- Catcher/Coach
- Born: May 1, 1896 Indianapolis, Indiana, U.S.
- Died: October 23, 1968 (aged 72) Indianapolis, Indiana, U.S.
- Batted: RightThrew: Right

Professional debut
- IL: 1916, for the St Mary's
- CL: 1917, for the South Bend/Peoria Benders/Distillers
- AA: 1918, for the Toledo

Last appearance
- 1929, for the Spartanburg Spartans

Teams
- St Mary's (1916) (IL); South Bend/Peoria Benders/Distillers (1917) (AA); Toledo (1918–1920) (SAL); Spartanburg Pioneers (1921) (SAL); Spartanburg Spartans (1922–1929) (SAL); As a coach in MLB Chicago White Sox (1930–1931); Chicago Cubs (1934); Boston Bees (1938–1939); Pittsburgh Pirates (1940–1941);

= Mike Kelly (baseball, born 1896) =

Bernard Francis "Mike" Kelly (May 1, 1896 – October 23, 1968) was an American baseball player, coach and manager.

==Career==
===Player===
Kelly made his playing debut in 1916 for St Mary's in the Interstate League. He played one season there before moving in 1917 to the Central League team South Bend/Peoria Benders/Distillers. He again lasted one year before moving to Toledo in the American Association. He played at Toledo until 1920.

===Player/manager===
In 1921, Kelly began his management career at the Spartanburg Pioneers while still a player.
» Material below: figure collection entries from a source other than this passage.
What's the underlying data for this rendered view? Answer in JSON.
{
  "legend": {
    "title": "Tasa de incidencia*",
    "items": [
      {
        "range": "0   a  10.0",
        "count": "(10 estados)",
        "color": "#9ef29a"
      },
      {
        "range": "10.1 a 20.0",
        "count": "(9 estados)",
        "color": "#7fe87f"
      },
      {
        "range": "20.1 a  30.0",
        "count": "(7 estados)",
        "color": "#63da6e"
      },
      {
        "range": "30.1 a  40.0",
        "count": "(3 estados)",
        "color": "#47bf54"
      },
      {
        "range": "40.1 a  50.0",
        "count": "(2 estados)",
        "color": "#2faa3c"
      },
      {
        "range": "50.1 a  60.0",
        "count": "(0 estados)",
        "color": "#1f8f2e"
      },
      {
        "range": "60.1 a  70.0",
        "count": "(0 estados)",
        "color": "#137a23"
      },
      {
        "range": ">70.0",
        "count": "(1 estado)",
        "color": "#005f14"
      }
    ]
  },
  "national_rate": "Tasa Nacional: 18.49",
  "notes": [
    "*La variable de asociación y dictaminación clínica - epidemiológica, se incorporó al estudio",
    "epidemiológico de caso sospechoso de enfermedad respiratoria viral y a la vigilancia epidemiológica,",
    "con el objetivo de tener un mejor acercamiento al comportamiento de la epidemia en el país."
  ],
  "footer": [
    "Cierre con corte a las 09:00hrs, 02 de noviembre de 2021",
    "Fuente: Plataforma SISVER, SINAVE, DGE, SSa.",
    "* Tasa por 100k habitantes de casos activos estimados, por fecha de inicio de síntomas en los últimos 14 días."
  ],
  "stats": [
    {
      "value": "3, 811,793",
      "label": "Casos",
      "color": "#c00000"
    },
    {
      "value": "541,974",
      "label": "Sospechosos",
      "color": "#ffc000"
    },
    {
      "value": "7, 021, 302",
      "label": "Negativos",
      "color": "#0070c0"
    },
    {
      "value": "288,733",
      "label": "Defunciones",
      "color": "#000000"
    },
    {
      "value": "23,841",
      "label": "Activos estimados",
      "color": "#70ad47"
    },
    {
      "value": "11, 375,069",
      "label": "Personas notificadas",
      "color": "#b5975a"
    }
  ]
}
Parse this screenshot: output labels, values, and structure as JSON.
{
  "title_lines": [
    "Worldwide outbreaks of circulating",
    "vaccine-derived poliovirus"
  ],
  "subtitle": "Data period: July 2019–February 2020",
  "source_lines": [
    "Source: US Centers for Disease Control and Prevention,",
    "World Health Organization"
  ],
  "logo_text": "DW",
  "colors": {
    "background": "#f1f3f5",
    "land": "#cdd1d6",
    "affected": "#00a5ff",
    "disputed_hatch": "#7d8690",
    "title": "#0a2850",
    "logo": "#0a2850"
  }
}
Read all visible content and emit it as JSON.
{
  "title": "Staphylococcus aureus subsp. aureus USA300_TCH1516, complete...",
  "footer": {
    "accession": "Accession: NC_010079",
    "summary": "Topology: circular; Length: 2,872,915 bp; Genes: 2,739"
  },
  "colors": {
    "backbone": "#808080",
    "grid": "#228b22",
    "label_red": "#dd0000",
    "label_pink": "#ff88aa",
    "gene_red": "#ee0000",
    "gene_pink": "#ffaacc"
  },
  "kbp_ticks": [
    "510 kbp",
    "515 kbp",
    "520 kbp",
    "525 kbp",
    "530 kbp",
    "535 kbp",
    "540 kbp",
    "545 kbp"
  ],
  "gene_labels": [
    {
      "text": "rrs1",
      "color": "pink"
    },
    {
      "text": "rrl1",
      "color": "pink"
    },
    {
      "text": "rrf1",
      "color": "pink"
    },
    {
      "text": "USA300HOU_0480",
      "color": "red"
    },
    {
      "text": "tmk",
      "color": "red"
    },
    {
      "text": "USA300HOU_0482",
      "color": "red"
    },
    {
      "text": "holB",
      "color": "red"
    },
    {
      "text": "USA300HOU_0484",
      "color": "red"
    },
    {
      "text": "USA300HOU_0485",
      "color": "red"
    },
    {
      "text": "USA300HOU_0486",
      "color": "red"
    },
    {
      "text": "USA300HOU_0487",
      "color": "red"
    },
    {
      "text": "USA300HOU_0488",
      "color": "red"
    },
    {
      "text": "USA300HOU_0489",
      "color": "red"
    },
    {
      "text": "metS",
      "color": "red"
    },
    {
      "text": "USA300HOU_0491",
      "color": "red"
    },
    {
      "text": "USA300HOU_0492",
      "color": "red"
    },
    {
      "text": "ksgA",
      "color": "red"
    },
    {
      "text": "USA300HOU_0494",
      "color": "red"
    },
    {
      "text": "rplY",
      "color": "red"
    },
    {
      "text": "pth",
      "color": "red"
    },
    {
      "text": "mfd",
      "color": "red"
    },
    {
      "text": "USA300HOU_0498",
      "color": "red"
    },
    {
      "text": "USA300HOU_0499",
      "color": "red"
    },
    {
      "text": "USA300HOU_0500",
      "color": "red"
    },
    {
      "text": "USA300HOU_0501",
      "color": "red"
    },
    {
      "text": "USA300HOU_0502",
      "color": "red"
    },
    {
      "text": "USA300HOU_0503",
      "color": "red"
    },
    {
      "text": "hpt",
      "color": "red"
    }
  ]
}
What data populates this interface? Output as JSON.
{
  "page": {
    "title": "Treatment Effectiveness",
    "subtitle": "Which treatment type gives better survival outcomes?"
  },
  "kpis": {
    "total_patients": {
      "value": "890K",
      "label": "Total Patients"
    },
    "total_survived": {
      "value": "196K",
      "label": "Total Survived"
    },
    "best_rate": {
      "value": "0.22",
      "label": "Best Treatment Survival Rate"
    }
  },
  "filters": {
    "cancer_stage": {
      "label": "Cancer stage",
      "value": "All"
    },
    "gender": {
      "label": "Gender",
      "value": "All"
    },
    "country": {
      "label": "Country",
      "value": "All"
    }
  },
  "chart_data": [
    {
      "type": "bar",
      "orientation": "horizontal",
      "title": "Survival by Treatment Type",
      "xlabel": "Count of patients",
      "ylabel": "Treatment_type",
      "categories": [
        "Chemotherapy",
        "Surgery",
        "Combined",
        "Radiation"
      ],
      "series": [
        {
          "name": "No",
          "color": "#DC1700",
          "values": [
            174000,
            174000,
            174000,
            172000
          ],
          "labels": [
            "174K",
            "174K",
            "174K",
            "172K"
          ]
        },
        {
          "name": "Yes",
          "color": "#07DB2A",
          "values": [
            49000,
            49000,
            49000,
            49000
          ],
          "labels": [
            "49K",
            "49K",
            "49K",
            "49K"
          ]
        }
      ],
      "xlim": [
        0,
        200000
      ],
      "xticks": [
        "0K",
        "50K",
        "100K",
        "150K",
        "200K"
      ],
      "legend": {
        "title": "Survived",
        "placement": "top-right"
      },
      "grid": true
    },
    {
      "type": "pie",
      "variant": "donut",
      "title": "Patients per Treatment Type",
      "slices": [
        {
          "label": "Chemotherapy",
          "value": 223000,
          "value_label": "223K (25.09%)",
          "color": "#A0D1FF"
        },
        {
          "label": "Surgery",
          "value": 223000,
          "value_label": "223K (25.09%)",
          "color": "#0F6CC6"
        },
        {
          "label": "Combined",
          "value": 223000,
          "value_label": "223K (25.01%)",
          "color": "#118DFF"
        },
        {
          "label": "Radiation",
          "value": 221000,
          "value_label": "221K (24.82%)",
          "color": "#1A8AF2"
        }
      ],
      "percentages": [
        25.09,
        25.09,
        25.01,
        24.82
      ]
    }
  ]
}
A year later, he continued with the renamed Spartanburg Spartans of the South Atlantic League and, between 1922 and 1929, played and managed the Spartans where he won a league championship in 1925.

===Coach and manager===
After retiring as a player, Kelly coached for the Chicago White Sox between 1930 and 1931.

In 1931 Kelly left the White Sox to coach the Newark Bears.

Kelly managed the Jersey City Skeeters in 1933.

In 1934, he moved to the Chicago Cubs where he was a coach.

Between 1936 and 1937, Kelly managed the Syracuse Chiefs.

He later coached with the Boston Braves and Pittsburgh Pirates.

In 1944, he managed the Indianapolis Indians in the American Association.

===Scout===
Between 1948 and 1950, he was a scout for the Pittsburgh Pirates.